Will CVS, Target and Walmart Pave the Way for More Sustainable Retail Bags?

A new reusable bag pilot may be coming to a CVS, Target or Walmart near you.
The pilot is the crux of the “Beyond the Bag” initiative, launched by the Consortium to Reinvent the Retail Bag (with founding members such as CVS Health, Target, Walmart and Closed Loop Partners) to redesign the single-use plastic bag. In July 2020, the Consortium announced an innovation challenge gathering hundreds of applications from international innovators to create a new option for retail bags.
In all, $15 million has been committed to the initiative with Dick’s Sporting Goods, The TJX Companies, Inc., The Kroger Co. and more signing on.
Since the announcement of challenge winners in February, progress made is now materializing at stores.

Starting Aug. 2 through Sept. 10, select Beyond the Bag challenge winners will have their innovations tested across nine high-traffic CVS, Target and Walmart stores in Northern California, with progress updates and customer reach to be shared once the project is fully underway.
Four solutions, including Goatote (reusable bag kiosk), Fill it Forward (an app that tracks the use of bags customers already own), ChicoBag (reminds customers to use reusable bags on-site and get rewards for each use) and 99Bridges (Internet of Things-powered app called Mosaic that tracks end-to-end bag use) — will be tested in-store. Customers at participating stores can opt in to test these new solutions.

Calling the pilot an “essential step to test, incorporate customer and retailer feedback, and improve new solutions, exploring pathways to scale,” Kate Daly, managing director of the Center for the Circular Economy at Closed Loop Partners, a partner to the Consortium, said quick iteration is the aim.
The project mirrors a past initiative by The Center called the “NextGen Consortium” which included the commercialization of a more sustainable cup for pilot at McDonald’s and Starbucks.
“At Walmart, we believe climate change requires bold collective action.
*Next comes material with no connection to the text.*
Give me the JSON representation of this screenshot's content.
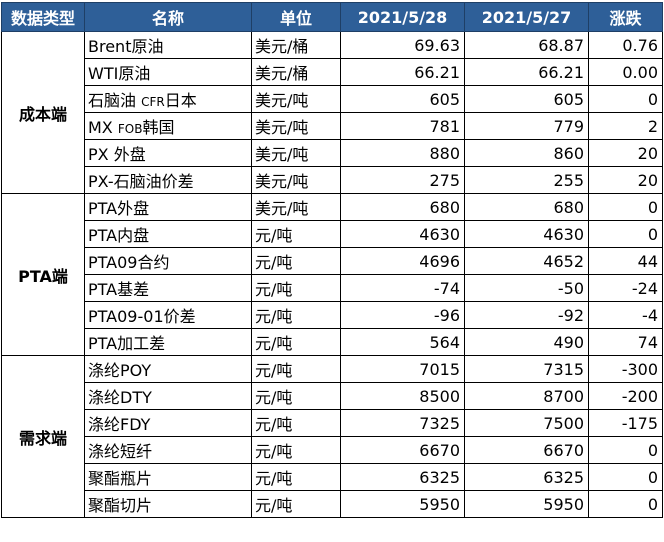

Minimizing plastic waste, in particular, depends on collaboration and cooperation across the retail industry,” said Jane Ewing, senior vice president of sustainability at Walmart. “These pilots represent a unique and exciting industry-wide commitment towards a more sustainable future, and we are excited to work with the Consortium to Reinvent the Retail Bag and to be a catalyst for meaningful change.”
Expressing excitement for the pilot, Amanda Nusz, senior vice president of corporate responsibility at Target and president of the Target Foundation added “co-creation,” “collaboration” and “continuous iteration” are key.
In addition to the in-store pilots, other winning solutions from the Beyond the Bag Challenge will be piloted and tested in different contexts, including reusable and refillable returns solution Returnity and digital identity solution Eon. Walmart delivery will test the solutions in select markets.
Initial learnings from the current pilot could inform scaled-up options in the future, as The Consortium to Reinvent the Retail Bag looks to evaluate the solutions and initiate future tests, programs and investments.